First FDA-Approved Treatment for Pediatric Lupus Leave a comment


(RxWiki News) The US Food and Drug Administration (FDA) has approved a new medication to treat lupus in children.

The FDA first approved belimumab in March of 2011 for adults with lupus. Benlysta IV (belimumab) has now been approved for patients as young as 5.

Benlysta is the only medication approved for both adults and children with lupus (short for systemic lupus erythematosus or SLE). Additionally, this drug represents the first time the FDA has approved a treatment specifically for pediatric lupus.

One in five individuals with SLE is diagnosed before age 20. Fifteen percent of those currently living with this disease are considered pediatric — a total of between 5,000 and 10,000 children.

SLE is an autoimmune disorder that has no known cause or cure. It affects 5 million people worldwide and is most common in young women (ages 15 to 44).

Lupus is a chronic (lifelong) illness. It consists of periods during which patients experience more active symptoms known as “flare-ups.” These flare-ups alternate with times when the disease is present but symptoms are silent.

Often, lupus symptoms in children can be more severe than symptoms in adults. In the 1950s, children who were diagnosed with lupus had a 30 to 40 percent survival rate. Modern treatment modalities are targeted to help children with lupus lead lives that are as normal as possible.

Anyone with lupus can have problems with various parts of the body, such as the skin, joints and internal organs (kidneys, lungs, etc.). Children may accumulate more damage because they must live longer with the disease, and their organs are still developing when affected by SLE.

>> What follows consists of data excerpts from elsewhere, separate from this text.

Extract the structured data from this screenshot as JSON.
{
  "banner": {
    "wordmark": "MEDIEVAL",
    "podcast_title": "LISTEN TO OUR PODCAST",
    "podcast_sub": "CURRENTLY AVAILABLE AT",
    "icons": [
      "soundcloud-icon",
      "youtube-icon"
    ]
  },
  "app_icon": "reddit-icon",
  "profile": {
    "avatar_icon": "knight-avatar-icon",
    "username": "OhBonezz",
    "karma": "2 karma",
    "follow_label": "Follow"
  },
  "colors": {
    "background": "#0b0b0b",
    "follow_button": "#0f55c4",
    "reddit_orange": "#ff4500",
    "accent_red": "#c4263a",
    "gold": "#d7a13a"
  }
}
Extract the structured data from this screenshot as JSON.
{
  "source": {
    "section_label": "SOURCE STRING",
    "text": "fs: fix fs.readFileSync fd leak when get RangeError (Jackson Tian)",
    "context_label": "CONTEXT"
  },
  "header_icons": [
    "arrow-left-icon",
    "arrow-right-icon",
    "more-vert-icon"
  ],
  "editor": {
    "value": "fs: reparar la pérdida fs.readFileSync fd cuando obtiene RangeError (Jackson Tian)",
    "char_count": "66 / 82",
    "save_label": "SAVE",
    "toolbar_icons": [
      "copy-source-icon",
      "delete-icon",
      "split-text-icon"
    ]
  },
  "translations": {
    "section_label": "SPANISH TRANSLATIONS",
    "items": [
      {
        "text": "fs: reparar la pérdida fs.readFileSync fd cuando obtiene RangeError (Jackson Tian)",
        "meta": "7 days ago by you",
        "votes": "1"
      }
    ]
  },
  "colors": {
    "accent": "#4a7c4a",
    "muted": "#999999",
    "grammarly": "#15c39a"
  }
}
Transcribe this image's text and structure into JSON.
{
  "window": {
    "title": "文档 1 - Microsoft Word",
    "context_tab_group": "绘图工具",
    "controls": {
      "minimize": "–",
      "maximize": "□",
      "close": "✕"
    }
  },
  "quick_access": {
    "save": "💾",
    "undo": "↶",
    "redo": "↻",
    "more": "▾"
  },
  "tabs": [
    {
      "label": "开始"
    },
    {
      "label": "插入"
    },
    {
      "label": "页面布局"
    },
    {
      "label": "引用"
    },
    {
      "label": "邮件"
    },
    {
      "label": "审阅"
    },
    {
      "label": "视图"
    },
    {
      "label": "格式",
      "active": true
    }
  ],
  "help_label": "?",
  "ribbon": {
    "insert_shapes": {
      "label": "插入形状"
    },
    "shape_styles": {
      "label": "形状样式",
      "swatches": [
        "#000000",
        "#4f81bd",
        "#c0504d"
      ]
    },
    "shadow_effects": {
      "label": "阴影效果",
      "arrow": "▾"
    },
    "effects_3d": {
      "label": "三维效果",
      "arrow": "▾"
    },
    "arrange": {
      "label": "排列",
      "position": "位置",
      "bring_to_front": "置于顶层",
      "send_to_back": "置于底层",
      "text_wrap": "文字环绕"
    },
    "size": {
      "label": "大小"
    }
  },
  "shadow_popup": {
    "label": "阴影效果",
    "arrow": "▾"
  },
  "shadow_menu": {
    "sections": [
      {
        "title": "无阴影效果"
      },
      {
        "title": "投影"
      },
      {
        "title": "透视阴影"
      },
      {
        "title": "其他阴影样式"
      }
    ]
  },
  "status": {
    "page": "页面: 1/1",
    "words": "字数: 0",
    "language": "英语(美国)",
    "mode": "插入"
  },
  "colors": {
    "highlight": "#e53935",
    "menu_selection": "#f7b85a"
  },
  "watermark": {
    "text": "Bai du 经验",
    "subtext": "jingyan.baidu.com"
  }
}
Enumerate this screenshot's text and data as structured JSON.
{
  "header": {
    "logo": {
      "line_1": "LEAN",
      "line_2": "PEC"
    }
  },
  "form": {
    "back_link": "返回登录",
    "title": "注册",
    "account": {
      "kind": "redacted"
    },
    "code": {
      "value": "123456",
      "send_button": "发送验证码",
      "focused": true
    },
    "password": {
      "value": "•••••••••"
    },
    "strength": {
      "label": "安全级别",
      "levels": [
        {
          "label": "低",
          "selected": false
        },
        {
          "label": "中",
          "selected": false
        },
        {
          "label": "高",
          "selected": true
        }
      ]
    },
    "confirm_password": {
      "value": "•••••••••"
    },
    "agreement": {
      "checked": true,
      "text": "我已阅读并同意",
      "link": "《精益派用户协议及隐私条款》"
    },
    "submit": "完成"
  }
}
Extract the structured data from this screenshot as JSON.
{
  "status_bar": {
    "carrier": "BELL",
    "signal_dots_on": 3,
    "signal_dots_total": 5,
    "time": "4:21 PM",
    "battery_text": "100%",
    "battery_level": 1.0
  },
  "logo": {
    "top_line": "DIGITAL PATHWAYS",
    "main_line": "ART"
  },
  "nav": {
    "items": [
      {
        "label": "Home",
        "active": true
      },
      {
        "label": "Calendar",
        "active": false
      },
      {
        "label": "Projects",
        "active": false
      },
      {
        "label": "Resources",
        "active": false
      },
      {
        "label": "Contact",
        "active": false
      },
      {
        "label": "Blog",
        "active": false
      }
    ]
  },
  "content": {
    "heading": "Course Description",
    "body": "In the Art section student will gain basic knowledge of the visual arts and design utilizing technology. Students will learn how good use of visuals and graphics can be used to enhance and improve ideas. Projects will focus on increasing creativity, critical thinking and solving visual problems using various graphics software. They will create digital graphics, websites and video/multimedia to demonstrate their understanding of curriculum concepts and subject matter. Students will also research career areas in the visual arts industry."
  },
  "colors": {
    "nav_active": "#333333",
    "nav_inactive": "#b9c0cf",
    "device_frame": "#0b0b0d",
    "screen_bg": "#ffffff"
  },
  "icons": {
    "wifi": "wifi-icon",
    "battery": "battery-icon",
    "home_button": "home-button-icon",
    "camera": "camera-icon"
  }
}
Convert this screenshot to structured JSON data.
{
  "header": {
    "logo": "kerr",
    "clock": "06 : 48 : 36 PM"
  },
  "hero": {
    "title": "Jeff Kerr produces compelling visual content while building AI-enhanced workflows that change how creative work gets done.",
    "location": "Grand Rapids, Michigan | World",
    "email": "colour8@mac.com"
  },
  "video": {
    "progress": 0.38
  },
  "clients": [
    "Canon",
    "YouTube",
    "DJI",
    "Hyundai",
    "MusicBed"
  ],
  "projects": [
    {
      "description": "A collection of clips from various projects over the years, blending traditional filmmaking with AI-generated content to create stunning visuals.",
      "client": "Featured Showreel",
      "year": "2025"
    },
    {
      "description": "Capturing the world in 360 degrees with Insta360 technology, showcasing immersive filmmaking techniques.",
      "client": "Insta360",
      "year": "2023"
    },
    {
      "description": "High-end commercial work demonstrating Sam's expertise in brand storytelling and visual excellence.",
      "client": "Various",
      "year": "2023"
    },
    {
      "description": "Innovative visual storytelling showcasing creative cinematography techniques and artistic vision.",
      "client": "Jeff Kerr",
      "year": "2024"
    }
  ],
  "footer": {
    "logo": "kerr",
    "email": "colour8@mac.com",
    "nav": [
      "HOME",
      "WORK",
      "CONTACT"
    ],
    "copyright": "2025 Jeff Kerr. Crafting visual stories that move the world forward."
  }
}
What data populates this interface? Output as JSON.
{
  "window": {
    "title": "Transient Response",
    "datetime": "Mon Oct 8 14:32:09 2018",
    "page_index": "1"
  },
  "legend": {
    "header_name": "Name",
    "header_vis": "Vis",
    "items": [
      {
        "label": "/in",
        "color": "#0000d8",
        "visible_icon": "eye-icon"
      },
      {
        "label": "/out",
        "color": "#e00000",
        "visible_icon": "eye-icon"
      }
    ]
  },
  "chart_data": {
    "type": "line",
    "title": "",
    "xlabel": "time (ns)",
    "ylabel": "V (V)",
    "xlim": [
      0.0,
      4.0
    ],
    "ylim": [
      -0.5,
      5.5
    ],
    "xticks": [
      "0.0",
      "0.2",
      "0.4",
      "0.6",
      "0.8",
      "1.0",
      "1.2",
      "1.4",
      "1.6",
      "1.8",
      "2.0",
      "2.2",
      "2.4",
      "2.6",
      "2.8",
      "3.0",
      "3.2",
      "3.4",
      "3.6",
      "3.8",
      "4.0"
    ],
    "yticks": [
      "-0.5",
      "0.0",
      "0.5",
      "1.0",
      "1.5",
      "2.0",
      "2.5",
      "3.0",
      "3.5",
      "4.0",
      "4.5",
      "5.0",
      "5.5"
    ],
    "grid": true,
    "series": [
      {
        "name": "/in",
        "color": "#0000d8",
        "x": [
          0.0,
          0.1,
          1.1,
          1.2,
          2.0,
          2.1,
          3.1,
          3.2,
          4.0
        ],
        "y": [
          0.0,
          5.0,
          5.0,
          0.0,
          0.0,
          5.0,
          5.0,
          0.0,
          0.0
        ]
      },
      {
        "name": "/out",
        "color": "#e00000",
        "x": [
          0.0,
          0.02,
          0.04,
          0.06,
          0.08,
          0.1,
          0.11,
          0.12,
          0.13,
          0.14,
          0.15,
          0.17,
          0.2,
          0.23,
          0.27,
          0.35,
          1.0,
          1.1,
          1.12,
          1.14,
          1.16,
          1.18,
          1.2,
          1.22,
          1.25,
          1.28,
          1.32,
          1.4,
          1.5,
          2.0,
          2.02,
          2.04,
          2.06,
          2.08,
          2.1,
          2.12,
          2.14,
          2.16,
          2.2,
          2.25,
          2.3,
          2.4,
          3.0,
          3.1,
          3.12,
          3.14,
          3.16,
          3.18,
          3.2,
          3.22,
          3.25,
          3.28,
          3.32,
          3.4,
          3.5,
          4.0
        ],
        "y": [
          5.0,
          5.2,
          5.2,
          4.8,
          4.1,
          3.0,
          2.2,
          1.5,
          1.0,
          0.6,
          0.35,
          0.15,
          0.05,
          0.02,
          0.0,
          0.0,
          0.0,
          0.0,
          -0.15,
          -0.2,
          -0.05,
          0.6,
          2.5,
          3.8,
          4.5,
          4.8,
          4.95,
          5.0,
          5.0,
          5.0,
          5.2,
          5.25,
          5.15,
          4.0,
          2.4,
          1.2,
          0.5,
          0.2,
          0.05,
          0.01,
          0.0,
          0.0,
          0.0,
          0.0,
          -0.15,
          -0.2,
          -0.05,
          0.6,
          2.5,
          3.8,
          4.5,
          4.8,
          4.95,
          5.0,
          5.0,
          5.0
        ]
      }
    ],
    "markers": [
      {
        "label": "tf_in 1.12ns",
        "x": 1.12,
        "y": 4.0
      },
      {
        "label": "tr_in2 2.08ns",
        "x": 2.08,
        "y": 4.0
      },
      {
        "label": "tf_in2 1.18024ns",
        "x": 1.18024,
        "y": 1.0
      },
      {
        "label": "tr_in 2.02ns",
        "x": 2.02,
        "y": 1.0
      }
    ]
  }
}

Leading researchers believe SLE to be a result of overproduction of and too much activity by B-cells, a type of white blood cell. Belimumab is believed to work by inhibiting this overstimulation.

The FDA’s decision to approve Benlysta for pediatric patients was based on data from the PLUTO study. This study followed patients between 5 and 17 years of age who had a lupus diagnosis for one year. It found that a decreased number of disease flare-ups occurred in children who received the medication when compared to those who did not.

Belimumab is not a cure for lupus in children or adults. It is intended to treat the disease by managing symptom flare-ups and minimizing organ damage.

Safety data from treating children with Benlysta was consistent with that derived from adult studies. Nausea, diarrhea and fever were the most common adverse reactions.

A warning comes on the package of Benlysta for potential mortality, serious infections, hypersensitivity and depression. These serious events occurred rarely in adults treated with Belimumab.